Other residents of the town and environs have included:
- Conrad Aiken (1889–1973), American writer: Aiken's former home, Jeake's House, is now a guest house.
- Joan Aiken (1924–2004), children's author, daughter of Conrad Aiken
- Geoffrey Bagley (1901–1992), Canadian war artist who settled in Rye post war and then worked to preserve the town's historic mementos and places.
- John Banting (1902–1972), artist and writer, moved to Rye in the 1950s. He lived at 10 High Street.
- Viola Bayley (1911–1997), children's writer of adventure stories.

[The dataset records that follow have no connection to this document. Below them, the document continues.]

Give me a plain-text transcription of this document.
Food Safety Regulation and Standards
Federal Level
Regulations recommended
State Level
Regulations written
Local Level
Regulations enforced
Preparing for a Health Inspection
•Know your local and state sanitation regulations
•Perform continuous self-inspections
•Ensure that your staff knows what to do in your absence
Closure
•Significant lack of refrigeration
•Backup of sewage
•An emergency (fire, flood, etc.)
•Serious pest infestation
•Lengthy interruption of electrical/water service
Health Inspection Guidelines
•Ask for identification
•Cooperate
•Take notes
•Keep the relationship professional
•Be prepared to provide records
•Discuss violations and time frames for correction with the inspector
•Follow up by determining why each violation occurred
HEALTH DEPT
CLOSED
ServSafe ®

- Reginald Blomfield (1856–1942), prolific architect and designer of the Cross of Sacrifice
- Fred Boreham (1885–1951), professional footballer
- Edward Burra (1905–1976), painter, draughtsman and printmaker, born near Rye and lived in the town from time to time in the 1920s and 1930s
- John Christopher (1922–2012), science fiction author. The 1980s British television series based on his trilogy, The Tripods, was filmed near his house.
- Tom Chaplin (born 1979), singer of the band Keane
- Frederick Cuming (artist) (1930–2022) Royal Academician specialising in Landscapes and Seascapes of the Sussex Coast.
- Monica Edwards (1912–1998), children's author who lived at Rye Harbour and set her Romney Marsh novels in the area, renaming Rye Dunsford.
- Horace Field (1861–1948), influential "Wrenaissance" architect
- John Fletcher (1579–1625), Jacobean playwright and solicitor
- Babylon Graundfote (c. 1420 – 1480), English politician who sat in the House of Commons at several points between 1459 and 1465, and also served as Mayor of Rye between 1463 and 1475.
- Radclyffe Hall (1880–1943), ground-breaking lesbian writer
- John Howlett, writer (1942–2019) of novels, TV series, the script of the film If.... and other works.
- Henry James, (1843–1916), American author
- Wendy Law-Yone (born 1947), Burmese writer who current lives in London and Rye
- Paul Nash (1889–1946), World War I artist, lived in East Street in the 1930s
- Simon Nelson, 10th Earl Nelson (born 1971)
- Paul McCartney (born 1942), Beatle, has a home near Peasmarsh.
- Spike Milligan (1918–2002), comedian, writer, musician, poet, playwright and vice-president of the Rye Rugby Club
- Prince Rostislav Romanov (born 1985), painter and member of the Russian Romanov family, grew up in Rye
- John Ryan (1921–2009), although born in Edinburgh, this British author/cartoonist famed for his TV cartoon Captain Pugwash, was a resident of Rye.
- Malcolm Saville (1901–1982), author of nearly 80 children's books, largely thrillers and adventure stories. Saville was the creator of the Lone Pine series of books, a number of which were set in Rye, including The Gay Dolphin Adventure and Rye Royal.
- Baron Saville of Newdigate (born 1936) chair of the "Bloody Sunday" enquiry and nephew of Malcolm Saville, attended Rye Grammar School (1947–1953). The new Rye Studio School's dance theatre is named after him.
- Admiral Sir Aubrey Smith (1872–1957) lived in Rye at Iden Cottage.
- Russell Thorndike (1885–1972) set his Dr Syn novels about smuggling on the marshes.
- Philippa Urquhart (born 1940), British actress
- Sir Anthony van Dyck (1599–1641) did several drawings of the town.
- J. M. W. Turner (1775–1851) did many drawings and paintings of the town and its coastline, including surrounding areas such as Hastings.